Dr. Paddy Hillyard – Queen’s University
Paddy Hillyard began his academic career at the then New University of Ulster. He moved to the University of Bristol in 1976, and following the establishment of the new School of Policy Studies in 1995, he became Director of the Centre for Research on Social Exclusion and Social Justice. In 1999, he moved back to Ireland and took up the Chair in Social Policy at the University of Ulster. In January 2005, he was appointed to a Chair in Sociology at Queen's University Belfast.

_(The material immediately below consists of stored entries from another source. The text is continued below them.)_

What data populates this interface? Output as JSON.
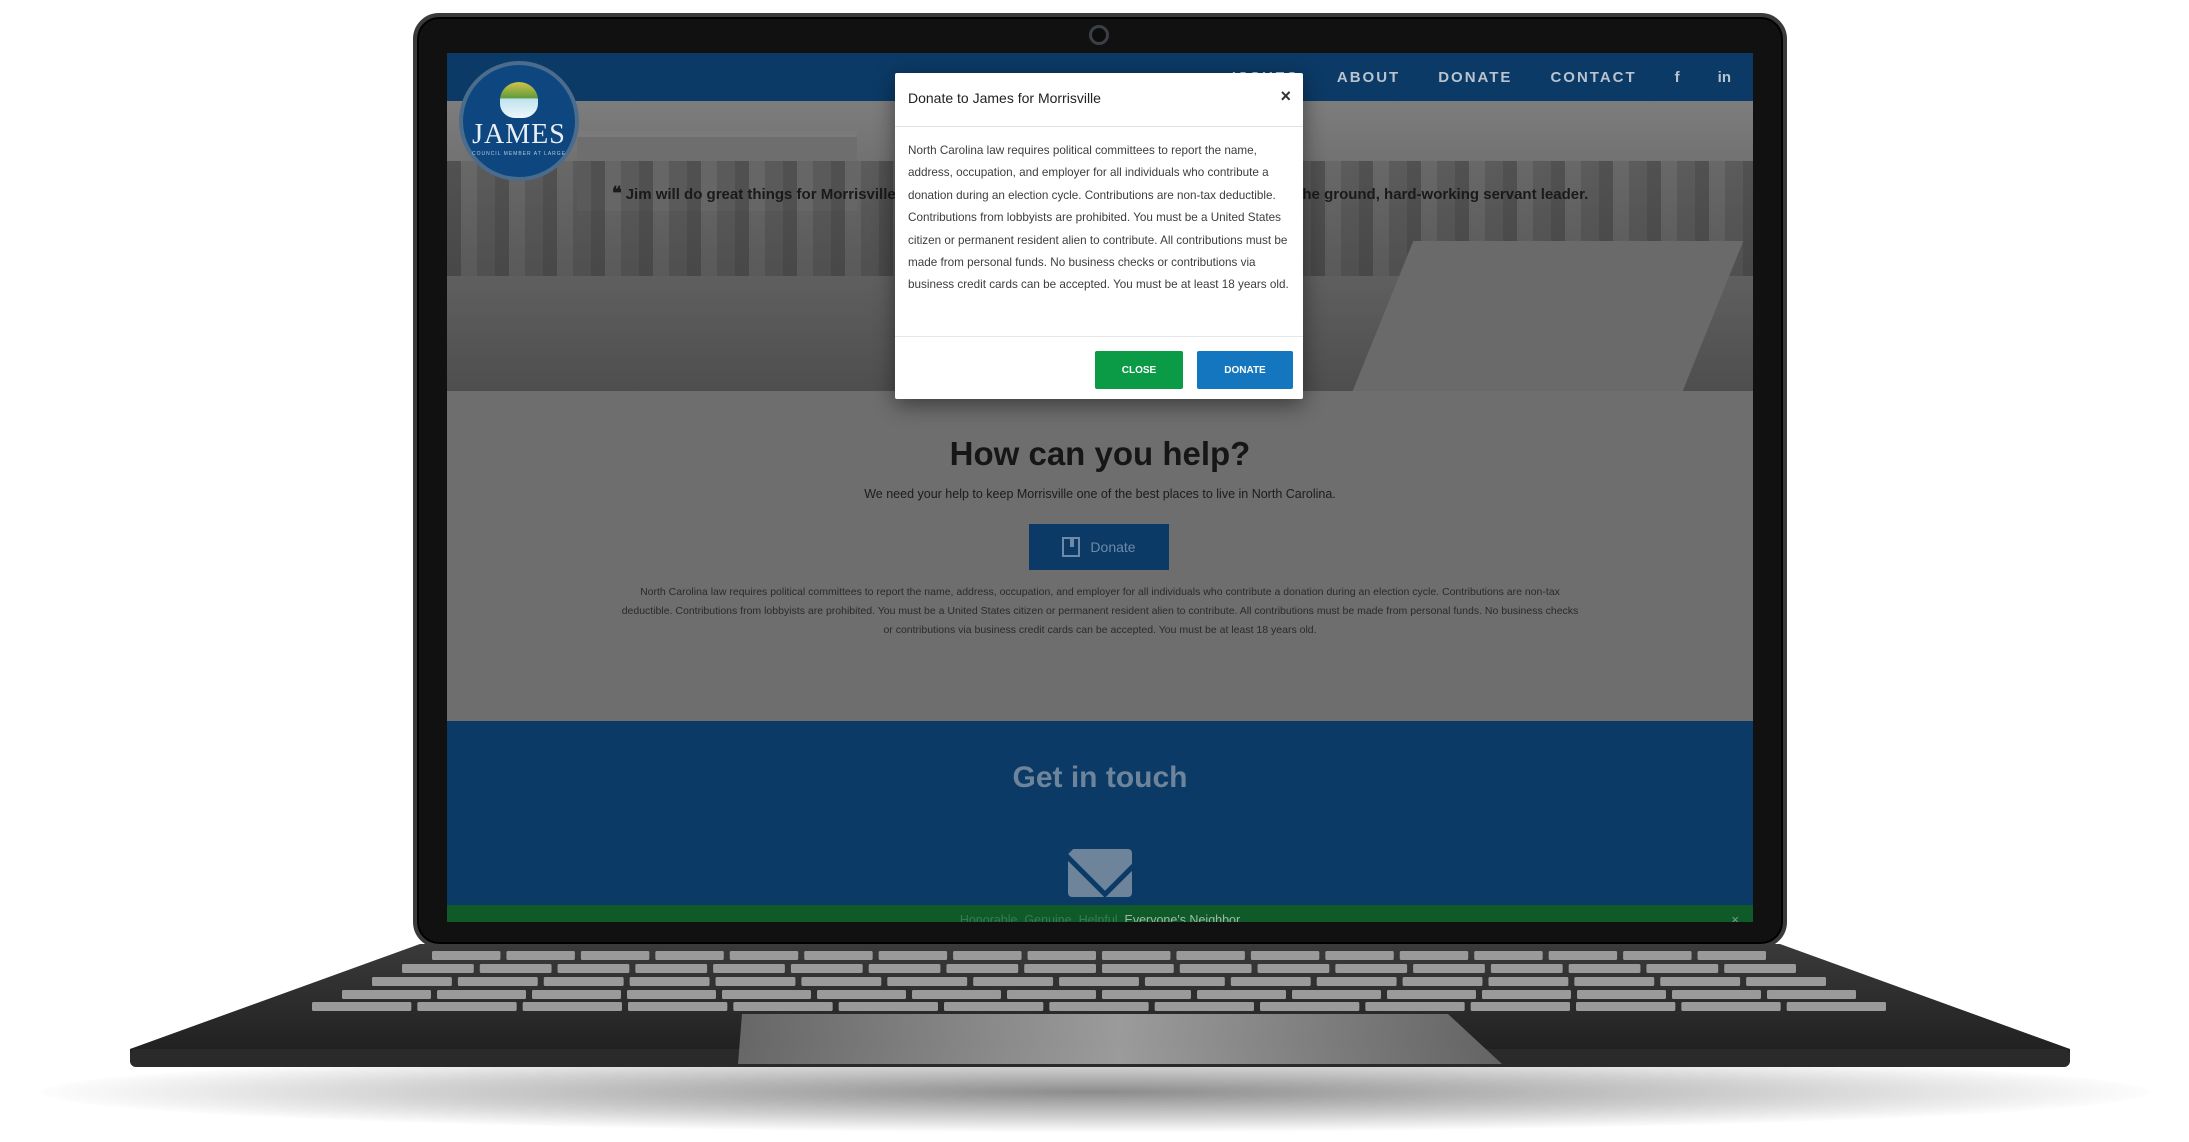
{
  "nav": {
    "links": [
      "ISSUES",
      "ABOUT",
      "DONATE",
      "CONTACT"
    ],
    "social": [
      "f",
      "in"
    ]
  },
  "logo": {
    "name": "JAMES",
    "sub": "COUNCIL MEMBER AT LARGE"
  },
  "hero": {
    "quote_start": "Jim will do great things for Morrisville. H",
    "quote_end": "on the ground, hard-working servant leader."
  },
  "help": {
    "title": "How can you help?",
    "subtitle": "We need your help to keep Morrisville one of the best places to live in North Carolina.",
    "donate_label": "Donate",
    "legal": "North Carolina law requires political committees to report the name, address, occupation, and employer for all individuals who contribute a donation during an election cycle. Contributions are non-tax deductible. Contributions from lobbyists are prohibited. You must be a United States citizen or permanent resident alien to contribute. All contributions must be made from personal funds. No business checks or contributions via business credit cards can be accepted. You must be at least 18 years old."
  },
  "touch": {
    "title": "Get in touch"
  },
  "footer": {
    "text": "Honorable. Genuine. Helpful.",
    "emphasis": "Everyone's Neighbor",
    "close": "×"
  },
  "modal": {
    "title": "Donate to James for Morrisville",
    "close_x": "×",
    "body": "North Carolina law requires political committees to report the name, address, occupation, and employer for all individuals who contribute a donation during an election cycle. Contributions are non-tax deductible. Contributions from lobbyists are prohibited. You must be a United States citizen or permanent resident alien to contribute. All contributions must be made from personal funds. No business checks or contributions via business credit cards can be accepted. You must be at least 18 years old.",
    "close_button": "CLOSE",
    "donate_button": "DONATE"
  },
  "colors": {
    "nav": "#0b3a66",
    "close_button": "#0b9a46",
    "donate_button": "#1476be",
    "footer_bar": "#0e5a29"
  },
  "icons": [
    "camera-icon",
    "facebook-icon",
    "linkedin-icon",
    "quote-icon",
    "donate-icon",
    "mail-icon",
    "close-icon"
  ]
}
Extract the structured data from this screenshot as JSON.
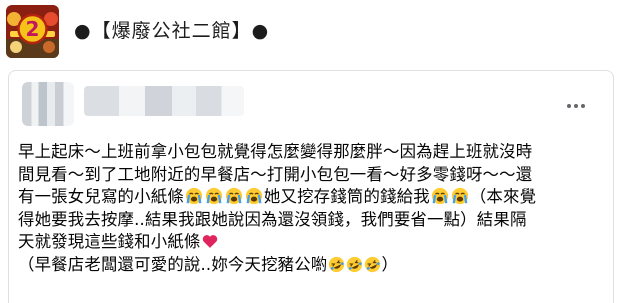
{
  "header": {
    "group_title": "●【爆廢公社二館】●",
    "logo_label": "2"
  },
  "post": {
    "lines": [
      "早上起床～上班前拿小包包就覺得怎麼變得那麼胖～因為趕上班就沒時",
      "間見看～到了工地附近的早餐店～打開小包包一看～好多零錢呀～～還"
    ],
    "line3_a": "有一張女兒寫的小紙條",
    "line3_b": "她又挖存錢筒的錢給我",
    "line3_c": "（本來覺",
    "line4": "得她要我去按摩..結果我跟她說因為還沒領錢，我們要省一點）結果隔",
    "line5": "天就發現這些錢和小紙條",
    "line6_a": "（早餐店老闆還可愛的說..妳今天挖豬公喲",
    "line6_b": "）"
  },
  "icons": {
    "more": "more-horizontal-icon",
    "cry": "loudly-crying-face-emoji",
    "heart": "red-heart-emoji",
    "rofl": "rolling-on-floor-laughing-emoji"
  },
  "colors": {
    "text": "#050505",
    "border": "#dddfe2",
    "more_dots": "#65676b",
    "heart": "#e0245e"
  }
}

Hillyard’s main research interest is in social order and control in modern welfare states focusing on a number of substantive areas: 'crime', social harm, political violence, poverty and inequality. His past research has explored the changing strategies used to deal with political violence in Northern Ireland and Britain and the move towards a more coercive form of regulation in Britain involving the accretion of greater power to the police and other organizations which are non-accountable and not subject to adequate democratic control. More recently, his research has focused on poverty, conflict and inequality in Northern Ireland. His latest research project funded by the Economic and Social Research Council explored women's security and participation in three transitional societies - Northern Ireland, South Africa and the Lebanon. Along with colleagues at Bristol and Liverpool, he is interested in developing a new discipline, which they are calling Zemiology (from the Greek zemia), focusing on the study of the range of the social harms which people experience from the cradle to the grave, only a small proportion of which are captured by the criminal law.